AHMET KAMİL EROZAN (Devamla) - O kadar ağız, bu kadar çok insan bir topa giriyorsa burada bir sakatlık var yani "Bu işi kim yürütüyor?" sorusunu ister istemez sormak durumundayız.

Şunu da bilelim ki bu hafta bir ateşkese varılsa dahi -bu ne son- iki devletli bir çözüm gelmediği ölçüde bir çözüm olmaktan uzak bir noktadayız.

İktidara bizim çağrımız şu: Oyun bozucu olmaktan çıkın, oyun kurucu olmaya çalışın. Ama maalesef yapısal ve sistemsel sorunlar dizisinden dolayı iktidarın dış politikası çaresizlikler yumağı hâline dönüşmüştür ve Dışişleri Bakanlığının yerine Beştepe'deki dehalara emanet edildiği için bir yere varılamayacağı da artık bellidir.

Gerçek vatanseverlik iktidara rağmen vatanını ve milletini korumaktan geçer.

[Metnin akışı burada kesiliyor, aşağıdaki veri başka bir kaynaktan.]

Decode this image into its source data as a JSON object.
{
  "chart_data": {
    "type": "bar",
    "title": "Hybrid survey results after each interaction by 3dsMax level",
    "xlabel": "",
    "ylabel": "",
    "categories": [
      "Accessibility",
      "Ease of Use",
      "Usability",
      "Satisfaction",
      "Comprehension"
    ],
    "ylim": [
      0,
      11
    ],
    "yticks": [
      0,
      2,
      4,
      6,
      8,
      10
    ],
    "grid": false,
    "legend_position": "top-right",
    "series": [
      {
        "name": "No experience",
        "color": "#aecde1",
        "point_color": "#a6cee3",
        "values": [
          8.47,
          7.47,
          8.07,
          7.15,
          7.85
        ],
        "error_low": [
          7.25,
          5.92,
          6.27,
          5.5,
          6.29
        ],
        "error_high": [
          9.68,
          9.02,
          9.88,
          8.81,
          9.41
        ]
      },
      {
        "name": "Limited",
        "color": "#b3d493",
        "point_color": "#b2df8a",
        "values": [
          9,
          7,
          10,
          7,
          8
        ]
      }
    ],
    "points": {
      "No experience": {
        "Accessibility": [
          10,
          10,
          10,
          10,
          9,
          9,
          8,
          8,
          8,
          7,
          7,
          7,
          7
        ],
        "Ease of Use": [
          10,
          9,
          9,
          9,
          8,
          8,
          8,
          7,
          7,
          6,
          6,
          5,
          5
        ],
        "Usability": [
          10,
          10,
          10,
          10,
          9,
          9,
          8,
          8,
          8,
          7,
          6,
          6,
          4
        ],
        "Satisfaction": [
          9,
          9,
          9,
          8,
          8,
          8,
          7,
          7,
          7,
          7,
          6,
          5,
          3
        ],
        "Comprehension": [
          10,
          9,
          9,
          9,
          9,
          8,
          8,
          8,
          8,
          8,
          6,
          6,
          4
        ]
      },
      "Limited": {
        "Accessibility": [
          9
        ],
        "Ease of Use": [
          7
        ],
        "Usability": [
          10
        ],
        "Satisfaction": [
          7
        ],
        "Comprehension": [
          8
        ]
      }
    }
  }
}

Bizim yaptığımız da budur. Seyrettiğimiz filmin adı ne midir? Aslında bu bir dizi film. "Daha evvelce görmüştük." de diyebilirsiniz. Filmin adı bir aşamada "değerli yalnızlık" idi, şimdi ise adı "değersiz yalnızlık." Oyuncular maalesef hep aynı.

(Mikrofon otomatik cihaz tarafından kapatıldı)

BAŞKAN - Buyurunuz efendim.

AHMET KAMİL EROZAN (Devamla) - Siz bilmiyorsunuz ama bu dizi film ilk seçimle birlikte yayından kalkacak. Dolayısıyla yakından izlemeye devam ediniz.